Wil de toekomst duurzaam zijn, zegt Milieudefensie, dan moeten we overschakelen op kringlooplandbouw, hernieuwbare energie en biobased materialen. De vraag is: past dat allemaal op de hoeveelheid land die we tot onze beschikking hebben? Rinke Bossink rondde net haar studie Food Systems Innovation af. Samen met Hanneke Muilwijk, beleidsadviseur landbouw en voedsel bij Milieudefensie, onderzocht ze of de toekomstvisie van Milieudefensie haalbaar is wat betreft landgebruik.
En, is dat zo?
Rinke: “Ja, volgens de eerste analyse ‘past’ de toekomstvisie van Milieudefensie in het beschikbare land in Europa. Een belangrijke voorwaarde is wel dat we minder vlees gaan eten, minder energie en minder – nieuwe – spullen gaan gebruiken.” Hanneke: “Milieudefensie is radicaal, maar wel realistisch. De dingen waar we ons voor inzetten, moeten haalbaar zijn. Dit onderzoek was een eerste verkenning om te zien of dat inderdaad zo is. Het is meer een goed- geïnformeerde schatting dan een plan dat tot achter de komma is doorgerekend.”

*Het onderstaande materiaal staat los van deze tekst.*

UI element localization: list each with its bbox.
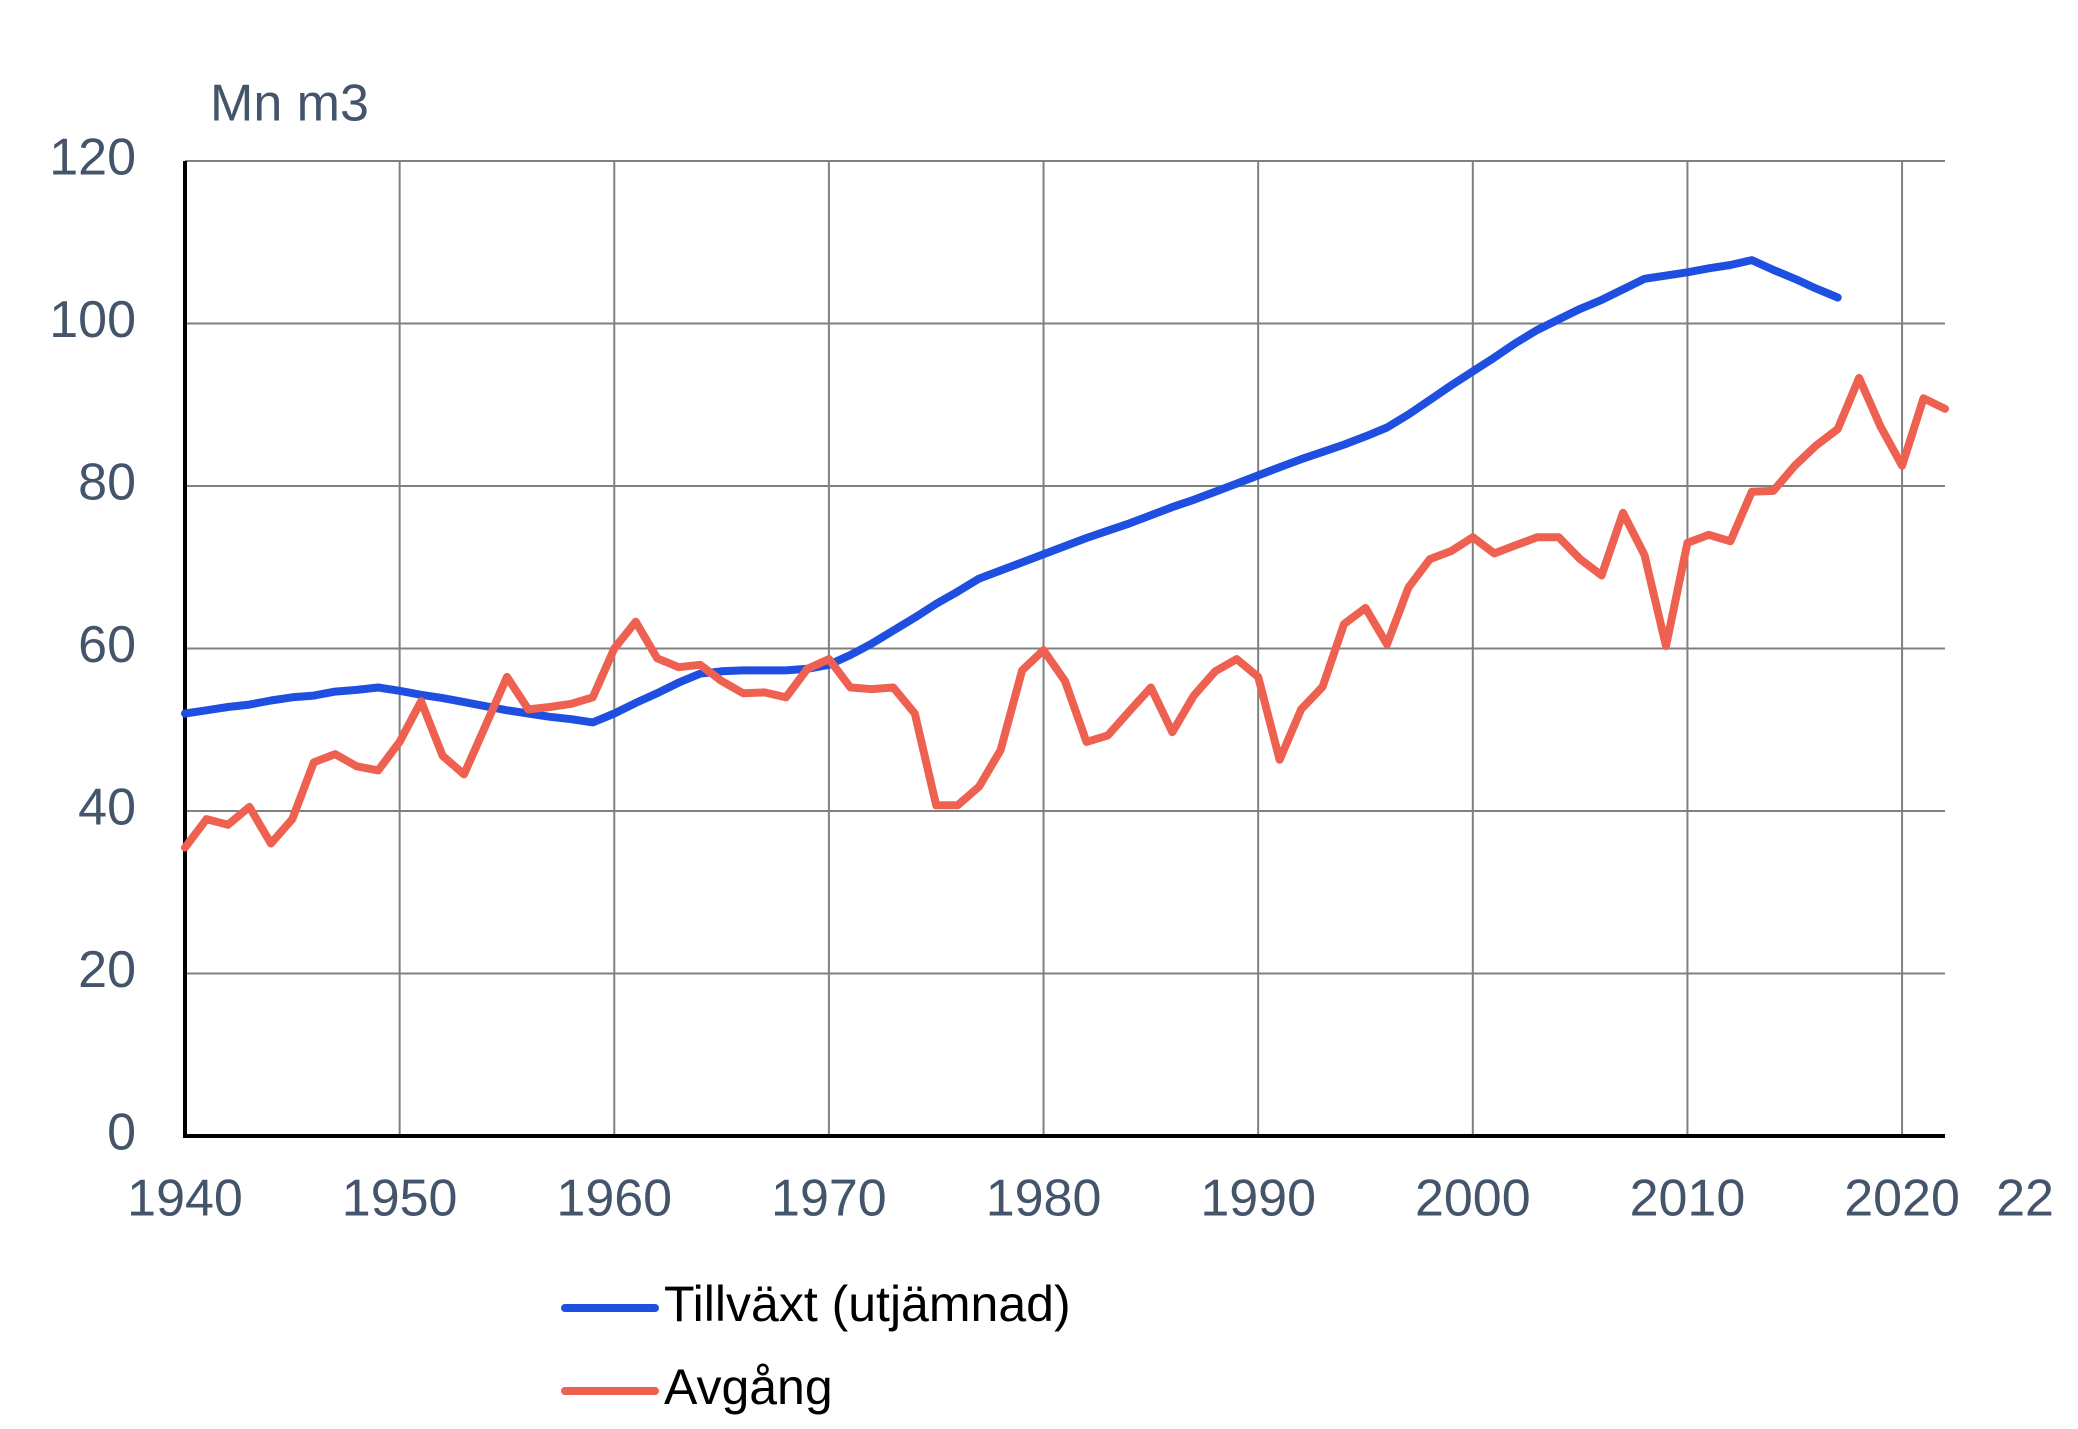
series-line (181, 373, 1949, 852)
y-tick-label: 120 (49, 129, 136, 187)
x-tick-label: 2020 (1844, 1170, 1960, 1228)
x-tick-label: 1970 (771, 1170, 887, 1228)
y-tick-label: 60 (78, 616, 136, 674)
x-tick-label: 1960 (556, 1170, 672, 1228)
x-tick-label: 2000 (1415, 1170, 1531, 1228)
legend-label: Avgång (664, 1359, 833, 1415)
series-line (181, 256, 1842, 727)
legend-label: Tillväxt (utjämnad) (664, 1276, 1071, 1332)
y-tick-label: 80 (78, 454, 136, 512)
x-tick-label: 1990 (1200, 1170, 1316, 1228)
x-tick-label: 1950 (342, 1170, 458, 1228)
y-tick-label: 100 (49, 291, 136, 349)
y-axis-label: Mn m3 (210, 75, 369, 133)
x-tick-label: 1940 (127, 1170, 243, 1228)
y-tick-label: 0 (107, 1104, 136, 1162)
x-tick-label: 2010 (1630, 1170, 1746, 1228)
y-tick-label: 40 (78, 779, 136, 837)
y-tick-label: 20 (78, 941, 136, 999)
x-tick-label: 1980 (986, 1170, 1102, 1228)
x-tick-label: 22 (1996, 1170, 2054, 1228)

Jullie onderzoek richt zich niet alleen op het beschikbare land in Nederland, maar in heel Europa. Waarom?
Rinke: “Nederland is te klein en te dichtbevolkt om ooit zelfvoorzienend te worden als het om deze drie transities gaat. We zijn dus afhankelijk van andere landen. Europa heeft dunbevolkte gebieden en veel verschillende landsoorten. Sommige daarvan zijn geschikt voor het opwekken van zonne-energie, zoals in Zuid-Europa, andere juist voor de voedseltransitie, zoals Nederland.”
Hoe is het landgebruik op dit moment verdeeld?

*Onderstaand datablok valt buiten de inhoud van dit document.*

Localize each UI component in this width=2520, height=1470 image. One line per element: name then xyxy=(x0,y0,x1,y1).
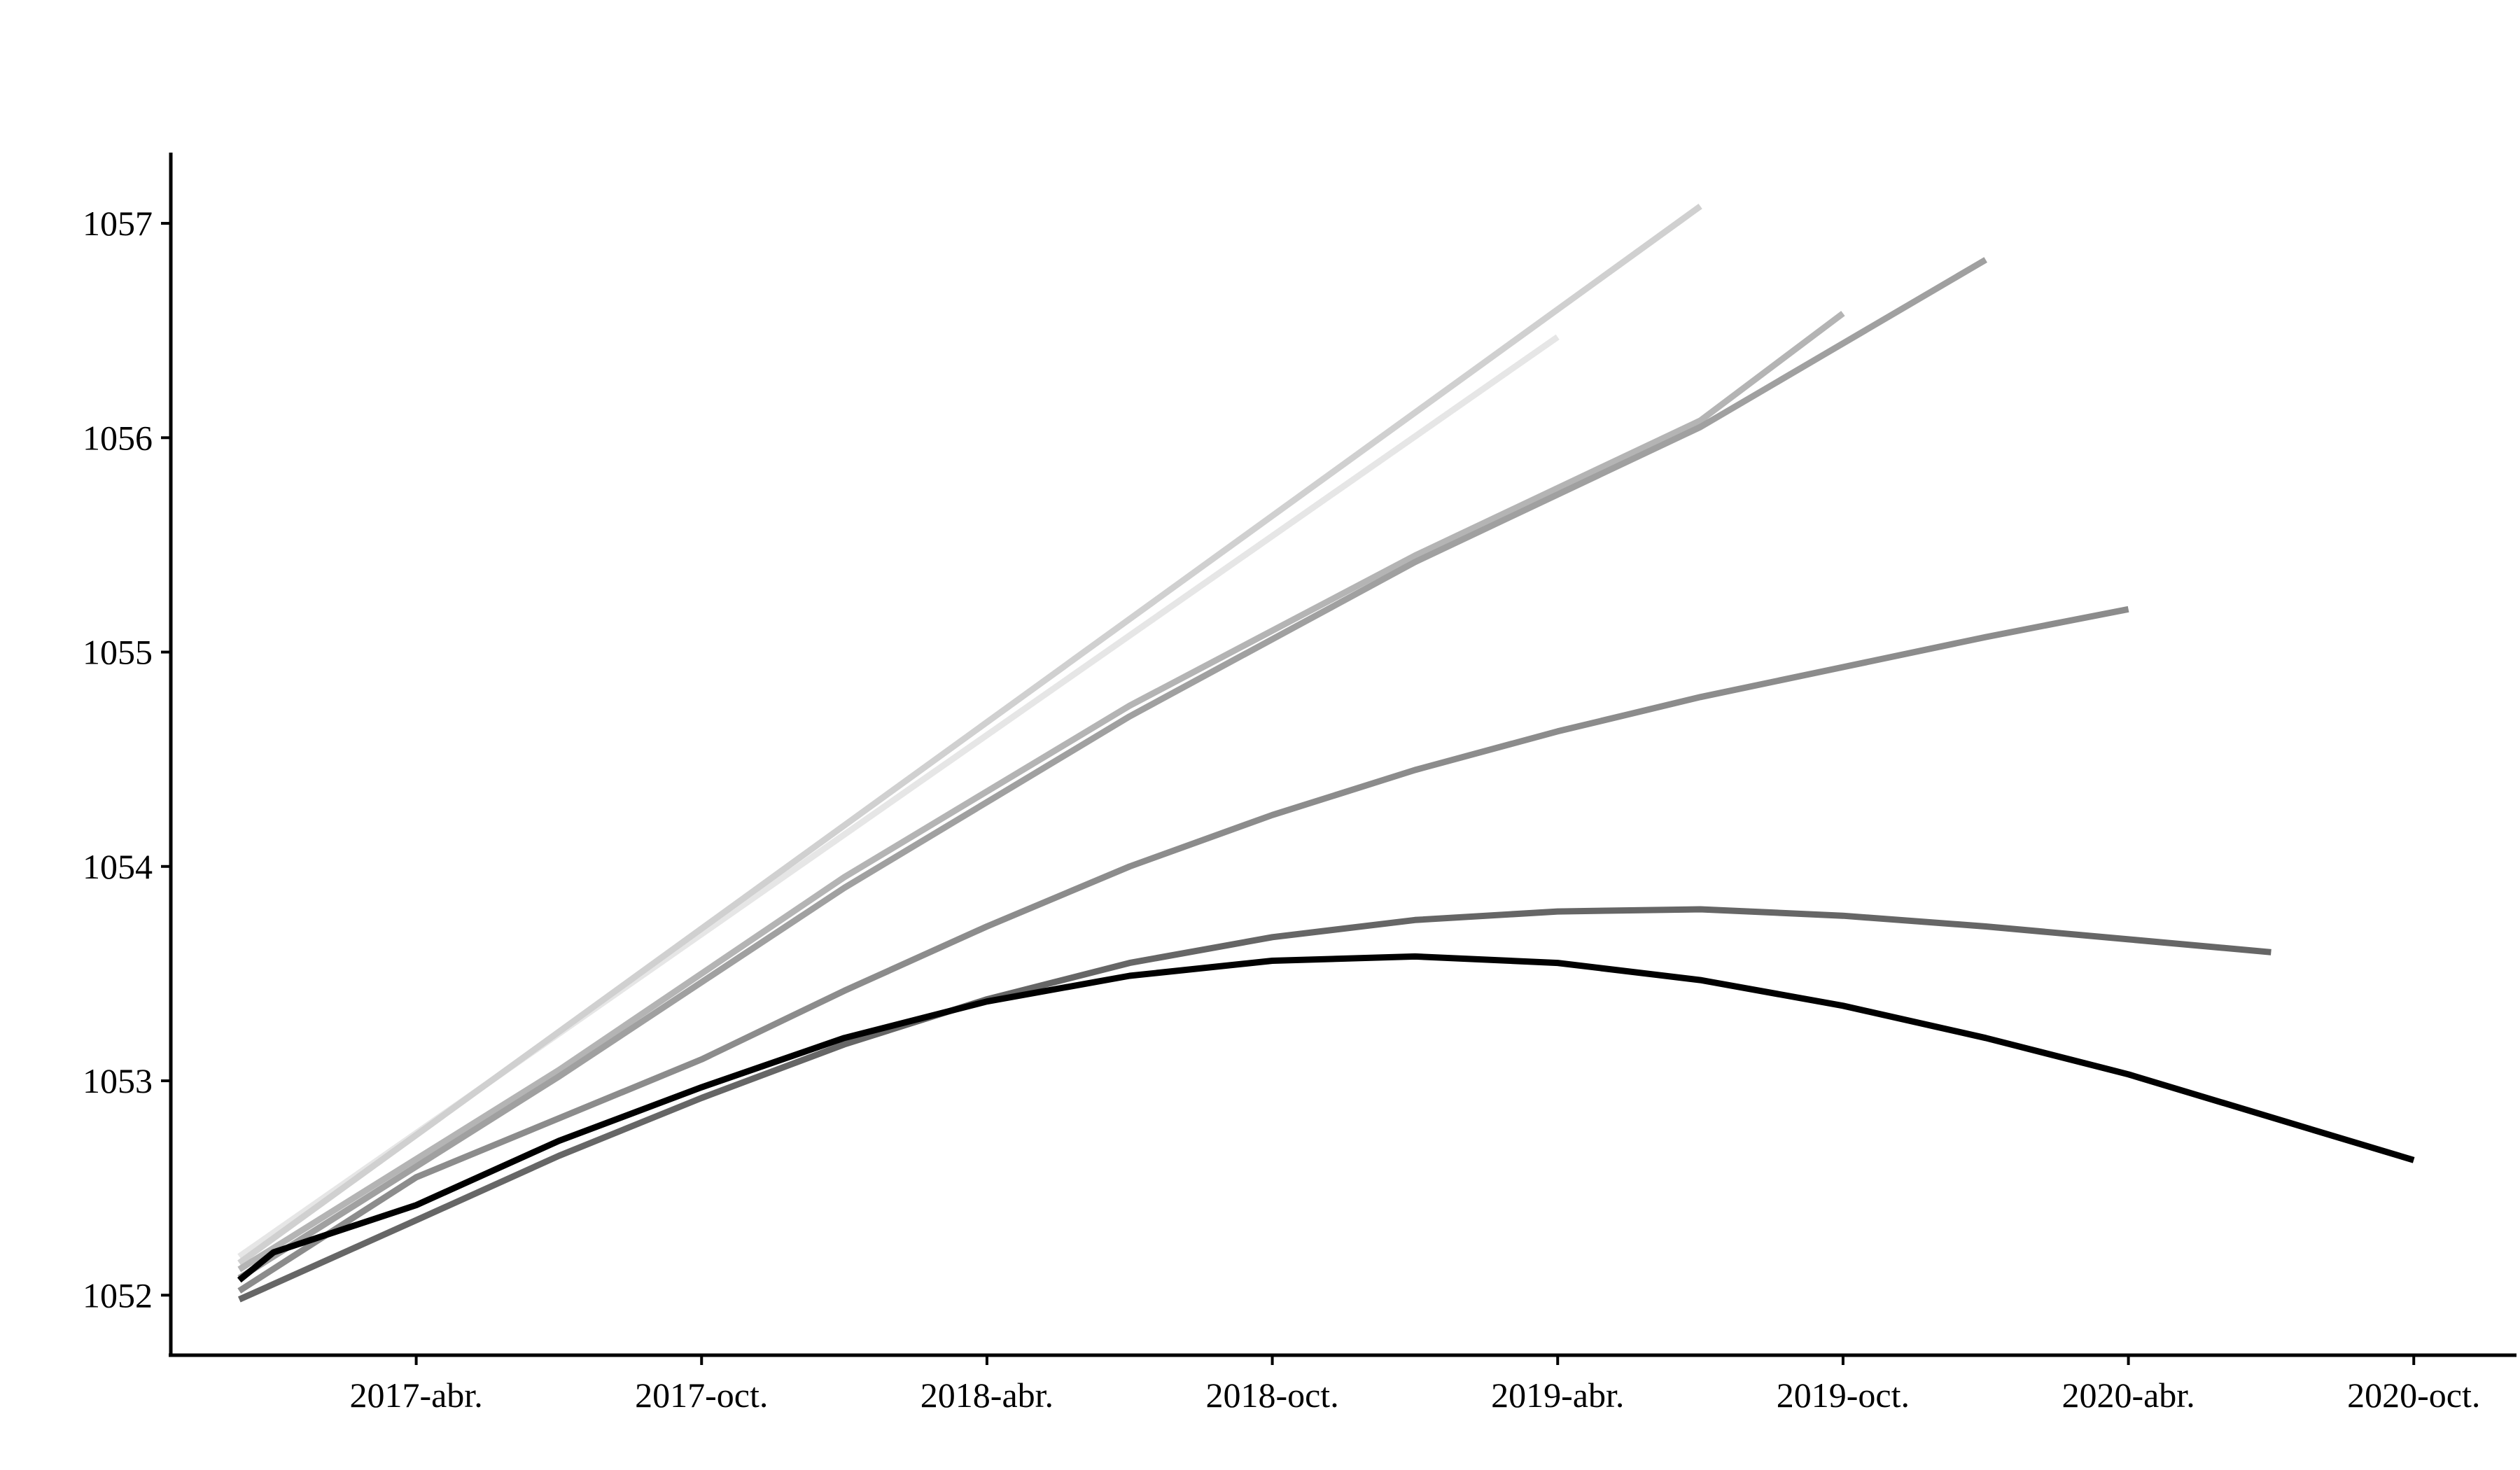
y-tick-label: 1056 xyxy=(83,418,153,457)
x-tick-label: 2017-oct. xyxy=(635,1376,768,1415)
y-axis-ticks: 1052 1053 1054 1055 1056 1057 xyxy=(83,204,171,1315)
x-tick-label: 2017-abr. xyxy=(349,1376,482,1415)
x-tick-label: 2020-abr. xyxy=(2062,1376,2194,1415)
series-line-5 xyxy=(237,606,2129,1294)
x-tick-label: 2019-abr. xyxy=(1491,1376,1624,1415)
series-line-2 xyxy=(237,203,1702,1266)
x-tick-label: 2019-oct. xyxy=(1777,1376,1910,1415)
series-line-3 xyxy=(237,311,1845,1273)
y-tick-label: 1055 xyxy=(83,633,153,672)
x-tick-label: 2018-oct. xyxy=(1205,1376,1338,1415)
y-tick-label: 1057 xyxy=(83,204,153,243)
x-axis-ticks: 2017-abr. 2017-oct. 2018-abr. 2018-oct. 2019… xyxy=(349,1355,2480,1415)
series-layer xyxy=(237,203,2415,1303)
series-line-6 xyxy=(237,906,2272,1303)
x-tick-label: 2018-abr. xyxy=(920,1376,1054,1415)
x-tick-label: 2020-oct. xyxy=(2347,1376,2480,1415)
y-tick-label: 1052 xyxy=(83,1275,153,1315)
series-line-7 xyxy=(237,953,2415,1283)
y-tick-label: 1053 xyxy=(83,1061,153,1100)
series-line-4 xyxy=(237,257,1987,1281)
y-tick-label: 1054 xyxy=(83,847,153,886)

Rinke: “Van de 413 miljoen hectare landoppervlak in Europa wordt het grootste deel gebruikt als landbouwgrond: ongeveer 42 procent. Verder is 35 procent bos, en 5 procent bebouwde omgeving. Dat percentage zal door bevolkingsgroei de komende jaren trouwens ietsjes toenemen, naar schatting met 71100 hectare per jaar (een toename van 0,2 procent – red.). De resterende 18 procent van het land is niet geschikt om te bebouwen of te bewerken. Berggebieden en kustlijnen bijvoorbeeld, of gedegradeerd land.”
Landbouw gebruikt dus veruit de meeste grond.

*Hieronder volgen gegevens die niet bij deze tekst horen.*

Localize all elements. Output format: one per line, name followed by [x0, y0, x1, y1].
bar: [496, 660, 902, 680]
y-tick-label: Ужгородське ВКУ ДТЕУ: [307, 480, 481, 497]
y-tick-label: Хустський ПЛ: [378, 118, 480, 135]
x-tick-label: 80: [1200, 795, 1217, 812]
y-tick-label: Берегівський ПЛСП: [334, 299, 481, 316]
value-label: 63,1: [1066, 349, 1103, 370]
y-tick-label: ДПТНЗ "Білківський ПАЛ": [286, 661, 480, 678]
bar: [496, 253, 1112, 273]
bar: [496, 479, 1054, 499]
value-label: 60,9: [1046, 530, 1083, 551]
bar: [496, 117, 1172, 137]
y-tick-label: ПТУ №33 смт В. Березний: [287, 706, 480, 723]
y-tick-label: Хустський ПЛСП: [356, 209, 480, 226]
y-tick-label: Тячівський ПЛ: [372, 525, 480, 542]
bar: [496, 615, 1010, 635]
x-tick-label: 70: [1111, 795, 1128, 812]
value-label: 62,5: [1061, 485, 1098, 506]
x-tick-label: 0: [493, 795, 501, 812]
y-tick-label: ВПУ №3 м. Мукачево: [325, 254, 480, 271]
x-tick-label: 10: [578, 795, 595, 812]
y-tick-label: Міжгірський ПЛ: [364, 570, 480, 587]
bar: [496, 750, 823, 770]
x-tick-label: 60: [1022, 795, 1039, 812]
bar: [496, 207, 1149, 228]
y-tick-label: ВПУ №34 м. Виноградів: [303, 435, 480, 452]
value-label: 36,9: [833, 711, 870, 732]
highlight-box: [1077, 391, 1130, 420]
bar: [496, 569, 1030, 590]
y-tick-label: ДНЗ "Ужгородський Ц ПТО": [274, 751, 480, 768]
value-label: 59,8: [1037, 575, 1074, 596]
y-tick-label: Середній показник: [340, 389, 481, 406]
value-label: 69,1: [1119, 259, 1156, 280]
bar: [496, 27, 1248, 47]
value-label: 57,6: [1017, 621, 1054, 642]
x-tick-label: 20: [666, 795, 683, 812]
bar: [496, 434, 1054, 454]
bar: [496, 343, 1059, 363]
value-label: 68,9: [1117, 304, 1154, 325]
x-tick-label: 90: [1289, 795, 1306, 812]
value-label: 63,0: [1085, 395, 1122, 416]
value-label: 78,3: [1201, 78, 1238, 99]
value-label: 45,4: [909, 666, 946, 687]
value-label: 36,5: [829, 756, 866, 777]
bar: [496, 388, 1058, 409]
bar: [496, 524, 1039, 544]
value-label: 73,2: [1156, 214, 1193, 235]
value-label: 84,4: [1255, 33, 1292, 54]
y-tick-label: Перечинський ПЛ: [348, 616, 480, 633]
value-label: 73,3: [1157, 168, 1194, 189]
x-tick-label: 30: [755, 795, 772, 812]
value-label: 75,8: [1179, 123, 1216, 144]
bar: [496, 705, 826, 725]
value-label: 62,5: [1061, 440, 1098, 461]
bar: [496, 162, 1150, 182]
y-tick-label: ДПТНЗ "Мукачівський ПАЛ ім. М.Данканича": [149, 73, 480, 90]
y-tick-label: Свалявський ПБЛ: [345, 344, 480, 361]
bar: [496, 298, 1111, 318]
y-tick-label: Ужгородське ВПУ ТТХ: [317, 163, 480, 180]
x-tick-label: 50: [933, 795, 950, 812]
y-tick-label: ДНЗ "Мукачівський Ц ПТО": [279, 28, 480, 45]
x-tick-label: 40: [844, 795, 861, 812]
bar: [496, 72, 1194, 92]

Rinke: “Ja, daar valt dan ook de meeste winst te behalen. Milieudefensie wil naar een agro-ecologische kringlooplandbouw (een ecologische benadering van de landbouw waarbij optimaal gebruik wordt gemaakt van de natuurlijke hulpbronnen en diensten, zodat er een gesloten kringloop ontstaat – red.). In de praktijk betekent dat: een plantaardig eetpatroon met een beetje vlees, eieren en zuivel. Daarvoor moeten we naar een extensieve, grondgebonden landbouw, waarbij de mest van de dieren op het land wordt gebracht en de boer grotendeels zijn eigen veevoer verbouwt. Met deze manier van landbouw neemt het aantal hectare landbouwgrond af met 16 miljoen, zo blijkt uit onze analyse. Dat klinkt misschien gek: voor extensieve landbouw is immers meer landbouwgrond nodig dan voor intensieve. Maar dat wordt ruimschoots gecompenseerd door een veranderend dieet. Door minder dierlijke eiwitten te eten, zal er veel minder grond nodig zijn voor het telen van veevoer. In de visie van Milieudefensie komt de toekomstige energieproductie voornamelijk van zon en wind. Volgens onze analyse kan er bij energieopwekking 1,2 miljoen hectare minder grond worden gebruikt. We moeten natuurlijk stoppen met fossiele brandstoffen als olie en gas. Maar ook biobrandstoffen zijn problematisch; die nemen enorm veel land in beslag. Dat geldt niet voor windmolens op zee of zonnepanelen op gebouwen. Zonnepanelen kun je trouwens ook op gedegradeerde grond installeren, zoals vuilstortplaatsen. En tot slot is het belangrijk dat de vraag naar energie vermindert.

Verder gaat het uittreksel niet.